Sometimes man-made disasters can be worse than natural calamities. This certainly applies to the Gaza Strip, where humans are responsible for serious humanitarian, economic and psychological calamities.
Last summer, the people of Gaza received a dose of hope when the warring Palestinian factions, the Palestine Liberation Organisation and Hamas, appeared to have buried the hatchet and began serious implementation of an already agreed upon reconciliation process.
The reconciliation would have produced relief on two basic fronts; it would have found a solution to the electricity problem, which had been hampered by the lack of funds, and, once fully cemented, the reconciliation would have resulted with the permanent reopening of the Rafah crossing point to Egypt and the world, thus breaking a decade-long unjust siege that the Israelis have imposed ever since Hamas took over power in Gaza.
The expected results never happened as both warring parties have been blaming each other for the failure. Electricity is still being provided for a few hours a day, record setting unemployment continues as the Israeli-imposed siege is not being relaxed and the anticipated opening of the Rafah crossing point has never materialised.
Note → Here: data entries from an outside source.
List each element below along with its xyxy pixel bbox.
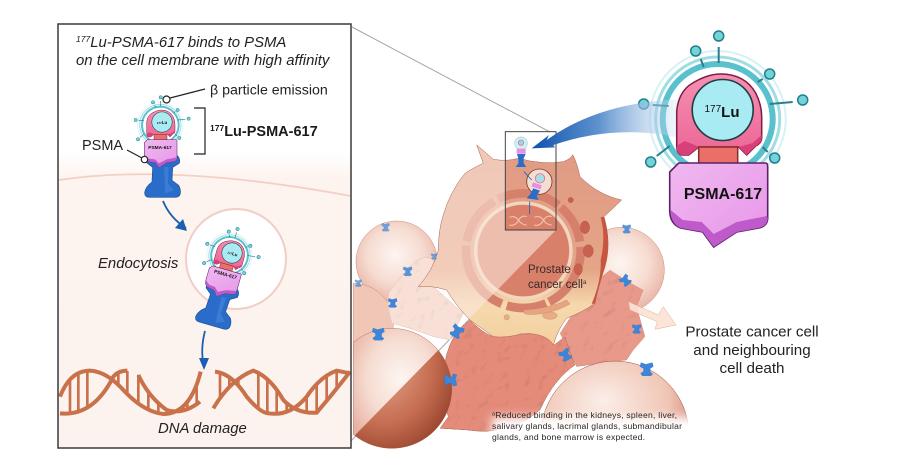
molecule on membrane <box>134 96 190 197</box>
footnote: a <box>492 412 496 418</box>
inset molecule on membrane <box>515 137 527 167</box>
177Lu label: Lu <box>721 104 740 121</box>
inset arrows <box>524 172 532 214</box>
panel: cell illustration <box>353 132 689 472</box>
arrow: enlargement pointer <box>532 99 682 148</box>
molecule in endosome <box>184 220 266 333</box>
footnote: Reduced binding in the kidneys, spleen, liver, <box>495 410 677 420</box>
cell membrane <box>59 174 351 196</box>
icon: enlarged 177Lu-PSMA-617 <box>532 31 808 247</box>
footnote: salivary glands, lacrimal glands, submandibular <box>492 421 682 431</box>
PSMA-617 label: PSMA-617 <box>684 186 762 203</box>
rough cell: left pale <box>388 257 463 340</box>
outcome text: and neighbouring <box>693 342 811 359</box>
panel border <box>58 24 351 448</box>
heading <box>76 34 331 69</box>
background cell: right sphere <box>602 227 665 310</box>
outcome text <box>685 324 819 377</box>
panel: mechanism <box>58 24 351 448</box>
DNA double helix <box>58 368 350 416</box>
inset endosome <box>527 169 552 200</box>
outcome text: cell death <box>719 360 785 377</box>
background cell: upper left sphere <box>356 221 437 302</box>
label: cancer cell line 2: cancer cell <box>528 279 583 291</box>
background cell: bottom right sphere <box>542 360 688 425</box>
main prostate cancer cell <box>417 143 623 347</box>
arrow: to DNA <box>199 331 209 370</box>
molecule on membrane: PSMA-617 <box>148 145 172 151</box>
footnote fade background <box>492 417 892 474</box>
molecule in endosome: 177Lu <box>227 250 238 257</box>
rough cell: right <box>560 270 645 367</box>
endosome <box>186 209 286 309</box>
callout: beta particle <box>163 82 328 103</box>
177Lu label: 177 <box>704 104 722 115</box>
label: endocytosis: Endocytosis <box>98 256 179 272</box>
callout: PSMA: PSMA <box>82 138 123 154</box>
background cell: left sphere <box>353 283 393 363</box>
footnote: glands, and bone marrow is expected. <box>492 432 645 442</box>
heading: Lu-PSMA-617 binds to PSMA <box>90 35 286 51</box>
molecule in endosome: PSMA-617 <box>213 269 238 281</box>
rough cell: bottom centre <box>435 320 575 431</box>
label: cancer cell line 2: a <box>583 280 587 286</box>
label: DNA damage: DNA damage <box>158 421 247 437</box>
label: prostate cancer cell: Prostate <box>528 264 571 276</box>
bracket <box>194 108 205 154</box>
arrow: cell death <box>628 302 676 329</box>
heading: on the cell membrane with high affinity <box>76 53 331 69</box>
inset box: binding detail <box>505 132 556 230</box>
receptors on cell surfaces <box>355 223 653 386</box>
inset DNA <box>509 216 552 225</box>
label: 177Lu-PSMA-617: 177 <box>210 123 224 133</box>
arrow: to endocytosis <box>163 201 187 231</box>
footnote <box>492 410 682 442</box>
molecule on membrane: 177Lu <box>157 120 168 125</box>
label: 177Lu-PSMA-617: Lu-PSMA-617 <box>224 124 318 140</box>
callout: PSMA <box>82 138 148 163</box>
footnote base background <box>498 432 900 474</box>
connector lines from panel to inset <box>351 27 556 441</box>
outcome text: Prostate cancer cell <box>685 324 819 340</box>
heading: 177 <box>76 34 90 44</box>
background cell: bottom left sphere <box>353 328 452 448</box>
callout: beta particle: β particle emission <box>210 82 328 98</box>
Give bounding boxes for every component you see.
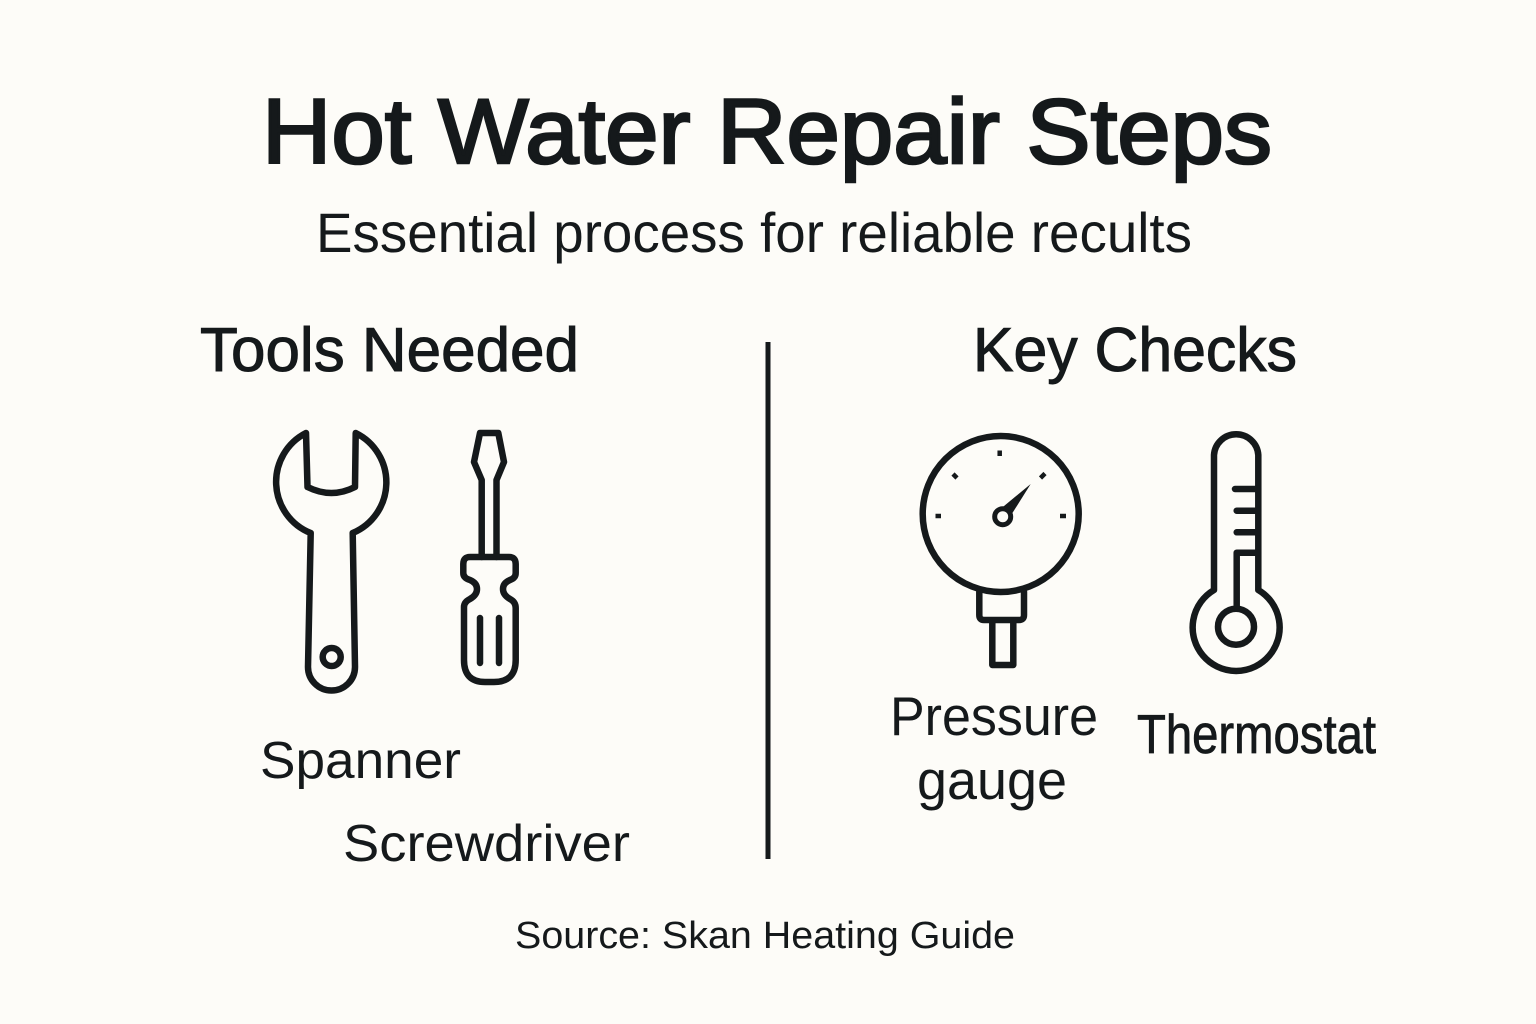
label: thermostat: Thermostat — [1137, 703, 1376, 765]
label: pressure gauge: gauge — [917, 749, 1067, 811]
label: spanner: Spanner — [260, 732, 461, 790]
panel: tools needed — [200, 316, 630, 873]
heading: key checks: Key Checks — [973, 316, 1297, 385]
icon: screwdriver — [463, 433, 516, 682]
icon: spanner — [276, 433, 386, 690]
label: screwdriver: Screwdriver — [343, 815, 630, 873]
label: pressure gauge: Pressure — [890, 685, 1098, 747]
icon: pressure gauge — [923, 436, 1079, 665]
subtitle: Essential process for reliable recults — [316, 201, 1192, 264]
label: pressure gauge — [890, 685, 1098, 811]
panel: key checks — [890, 316, 1376, 811]
icon: thermometer — [1193, 434, 1280, 671]
divider — [766, 342, 770, 859]
source: Source: Skan Heating Guide — [515, 915, 1015, 957]
heading: tools needed: Tools Needed — [200, 316, 579, 385]
title: Hot Water Repair Steps — [262, 81, 1272, 183]
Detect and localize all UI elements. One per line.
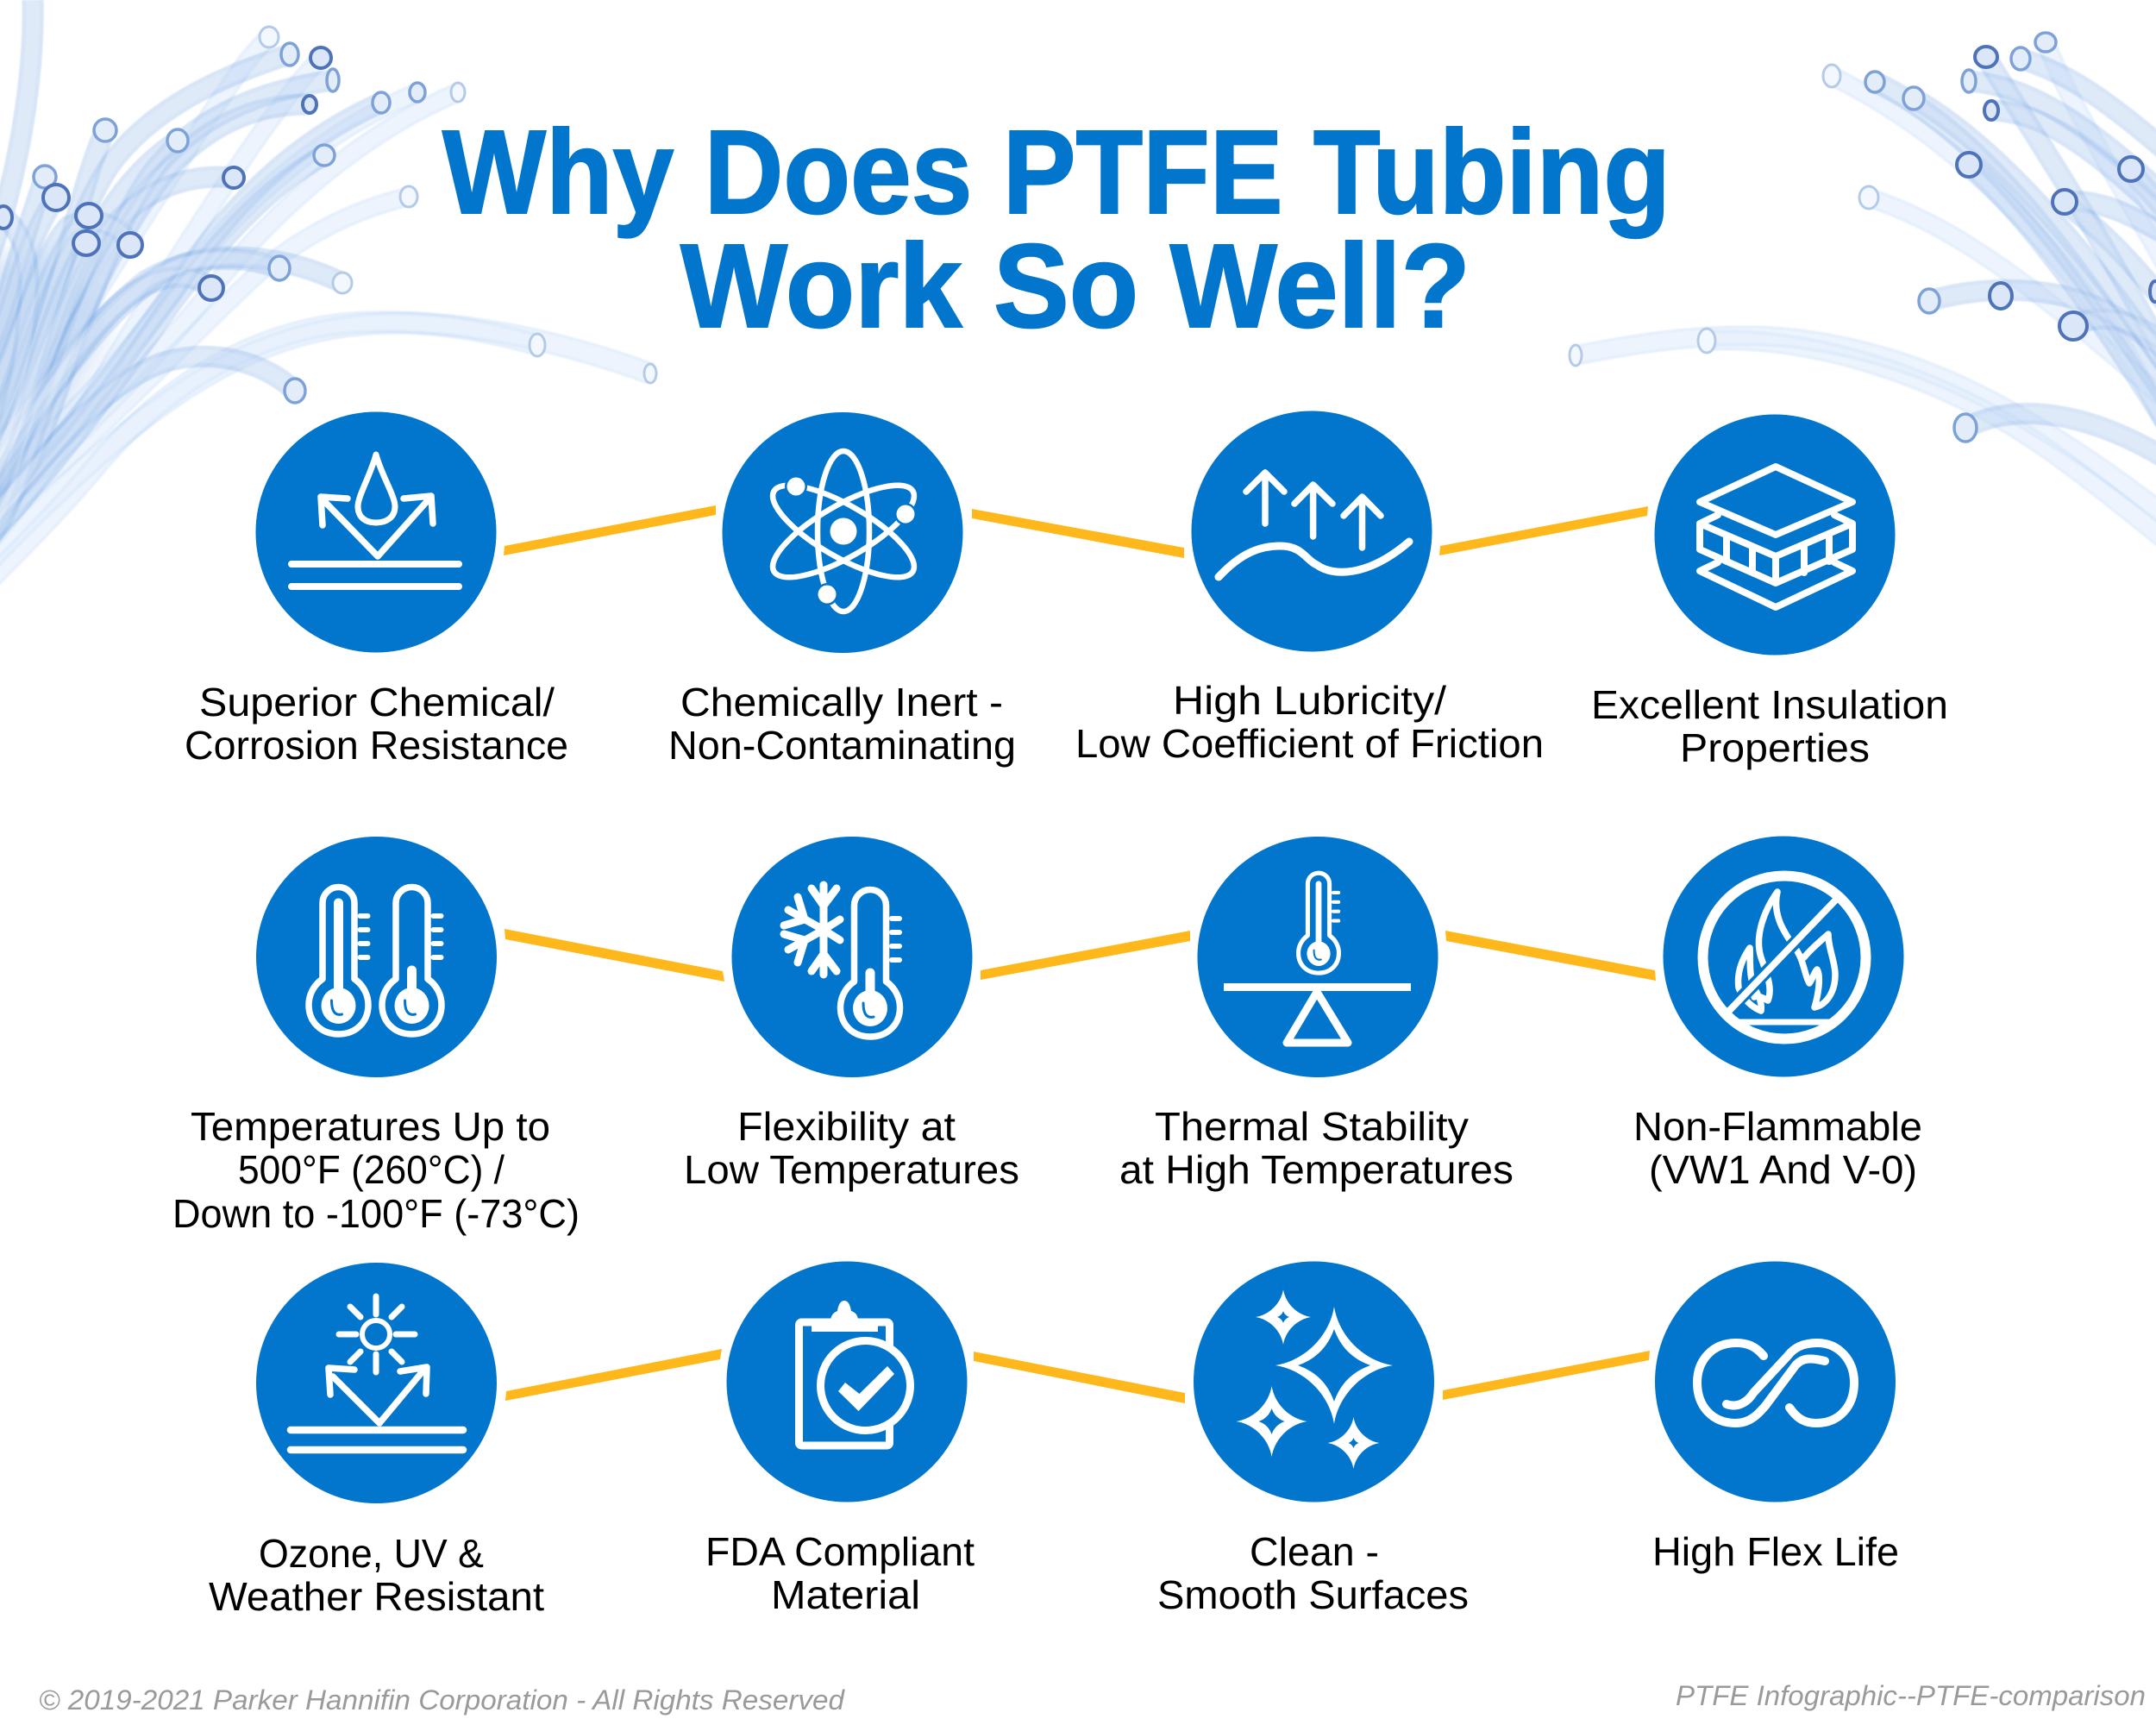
connector row 3: 2 to 3	[974, 1352, 1185, 1403]
icon: thermometer on balance	[1197, 837, 1438, 1077]
label: High Lubricity / Low Coefficient of Friction: Low Coefficient of Friction	[1075, 721, 1544, 766]
footer: copyright: © 2019-2021 Parker Hannifin Corporation - All Rights Reserved	[39, 1684, 845, 1716]
connector row 1: 3 to 4	[1439, 506, 1648, 555]
title	[442, 106, 1670, 353]
connector row 2: 2 to 3	[981, 931, 1190, 980]
decorative PTFE tubes: right	[1570, 33, 2156, 561]
connector row 3: 1 to 2	[505, 1349, 722, 1401]
label: Flexibility at Low Temperatures: Low Temperatures	[684, 1147, 1019, 1192]
icon: insulation layers	[1654, 414, 1896, 656]
label: High Lubricity / Low Coefficient of Friction: High Lubricity/	[1173, 678, 1446, 723]
icon: infinity flex	[1655, 1261, 1896, 1502]
title: Why Does PTFE Tubing	[442, 106, 1670, 239]
title: Work So Well?	[680, 220, 1470, 353]
label: Non-Flammable (VW1 And V-0): Non-Flammable	[1633, 1104, 1922, 1149]
label: Superior Chemical / Corrosion Resistance	[185, 680, 568, 768]
label: FDA Compliant Material: FDA Compliant	[705, 1529, 975, 1574]
label: Superior Chemical / Corrosion Resistance: Corrosion Resistance	[185, 723, 568, 768]
label: Ozone, UV & Weather Resistant: Ozone, UV &	[259, 1531, 484, 1576]
label: Thermal Stability at High Temperatures	[1119, 1104, 1514, 1192]
icon: lubricity arrows over wave	[1192, 411, 1432, 652]
label: Temperatures range: 500°F (260°C) /	[238, 1147, 505, 1192]
label: Excellent Insulation Properties	[1591, 682, 1948, 770]
label: Clean - Smooth Surfaces: Clean -	[1250, 1529, 1379, 1574]
label: Excellent Insulation Properties: Excellent Insulation	[1591, 682, 1948, 727]
icon: snowflake and thermometer	[731, 837, 973, 1077]
label: Ozone, UV & Weather Resistant	[209, 1531, 544, 1619]
label: Non-Flammable (VW1 And V-0)	[1633, 1104, 1922, 1192]
label: Chemically Inert - Non-Contaminating: Chemically Inert -	[680, 680, 1003, 724]
label: Flexibility at Low Temperatures	[684, 1104, 1019, 1192]
label: Clean - Smooth Surfaces	[1157, 1529, 1469, 1617]
icon: clipboard with check	[726, 1261, 968, 1502]
label: FDA Compliant Material: Material	[771, 1572, 920, 1617]
label: Chemically Inert - Non-Contaminating	[668, 680, 1016, 768]
label: Chemically Inert - Non-Contaminating: Non-Contaminating	[668, 723, 1016, 768]
label: Excellent Insulation Properties: Properties	[1680, 725, 1870, 770]
icon: no flame	[1663, 837, 1904, 1076]
label: Clean - Smooth Surfaces: Smooth Surfaces	[1157, 1572, 1469, 1617]
label: Ozone, UV & Weather Resistant: Weather Resistant	[209, 1574, 544, 1619]
label: Thermal Stability at High Temperatures: at High Temperatures	[1119, 1147, 1514, 1192]
label: Thermal Stability at High Temperatures: Thermal Stability	[1155, 1104, 1469, 1149]
label: FDA Compliant Material	[705, 1529, 975, 1617]
icon: chemical resistance droplet	[255, 412, 497, 652]
label: High Lubricity / Low Coefficient of Friction	[1075, 678, 1544, 766]
footer: document name: PTFE Infographic--PTFE-comparison	[1676, 1680, 2146, 1711]
connector row 2: 3 to 4	[1445, 931, 1656, 981]
label: Superior Chemical / Corrosion Resistance: Superior Chemical/	[199, 680, 555, 724]
connector row 1: 2 to 3	[972, 509, 1184, 558]
label: Flexibility at Low Temperatures: Flexibility at	[737, 1104, 956, 1149]
connector row 1: 1 to 2	[504, 505, 716, 555]
label: Temperatures range: Down to -100°F (-73°C)	[172, 1191, 580, 1236]
icon: sun reflected from surface	[256, 1263, 497, 1503]
icon: sparkles	[1194, 1261, 1434, 1502]
label: Temperatures range	[172, 1104, 580, 1236]
label: Temperatures range: Temperatures Up to	[191, 1104, 550, 1149]
connector row 2: 1 to 2	[505, 929, 724, 982]
label: Non-Flammable (VW1 And V-0): (VW1 And V-0)	[1649, 1147, 1917, 1192]
decorative PTFE tubes: left	[0, 0, 656, 604]
icon: atom	[723, 412, 962, 653]
connector row 3: 3 to 4	[1443, 1351, 1650, 1400]
label: High Flex Life: High Flex Life	[1652, 1529, 1899, 1574]
icon: two thermometers	[256, 837, 497, 1077]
Hamas' agreement, some say capitulation, in September last year on the three conditions which President Mahmoud Abbas and the Ramallah-based government set included dissolving the Hamas-run administrative government, empowerment of the Palestinian Prime Minister Rami Hamdallah's government and agreement to hold parliamentary and presidential elections.
The fanfare around the retaking of the government was short-lived because of the obstacle of what to do with some 45,000 Palestinians from Gaza who were unilaterally appointed by Hamas. The cash-strapped Ramallah government refused to take them back and referred to a clause in the reconciliation's agreement that relegated solving their problem to a joint committee that would look into the status of each employee, case by case, to determine who is needed and therefore hired and who is redundant.
The biggest problem and the one area that many had hoped would produce psychological relief if nothing else, namely the reopening of the Rafah crossing point, has been stuck in problems.
The plan was for the EU border assistance mission that had manned the crossing point to be returned, thus providing the needed assurances to Israel and the Egyptians to allow a permanent reopening of the border crossing based on the previous pre-Hamas control arrangement.
The European External Action Service (EEAS) issued a statement last November greeting the handover as an important step towards allowing the Palestinian Authority resume its full responsibilities in Gaza and achieving an intra-Palestinian reconciliation.
It also declared its readiness to deploy its border assistance mission in Rafah, which was withdrawn in 2007 when Hamas took control of the Gaza Strip. The mission has been on stand-by since then. It is not sure whether Egypt, which facilitated the opening of the crossing, will agree to this.
But all that has not happened is in part because of the slow pace of the reconciliation and also because of Hamas’ insistence that new arrangements must be introduced to lessen or remove the indirect Israeli oversight.
The Europeans put the brakes on once they realised that there isn’t full agreement between the parties and because of Hamas’ refusal to publicly accept the return to the pre-2007 arrangement.
Of course, the elephant in the china shop continues to be Hamas’ armed wing Izz Al Din Al Qassam Brigades and their military arsenal. While there have been suggestions that that Al Qassam weapons be placed in hiding, the Ramallah-based government of President Abbas insist that they don’t want a Hizbollah-like situation in Gaza,demanding a total disarming of the fighters; a request that has been scoffed at by Hamas and its military wing.
Despite the anti-peace efforts of the US and Israel and US President Donald Trump’s unilateral decisions to declare Jerusalem as the capital of Israel and cut aid to UNRWA, the situation in Gaza has not changed, leaving a huge humanitarian problem that can explode any day.
The needs of the people of Gaza are huge. Hospitals are closing down as they are unable to handle the lack of electricity, tens of thousands of businessmen are being sued for not being able to cover their cheques and can end up in jail. The lack of any serious effort to resolve these problems is disheartening to us all.
The optimism of last September has disappeared and the people of Gaza are no longer remembered as the issues of Jerusalem, UNRWA budgets and the lack of peace process take up most of the headlines.
Nearly two million people in Gaza are suffering. Their problems are created by men and can be easily solved if there is a will to do so. Don’t forget Gaza.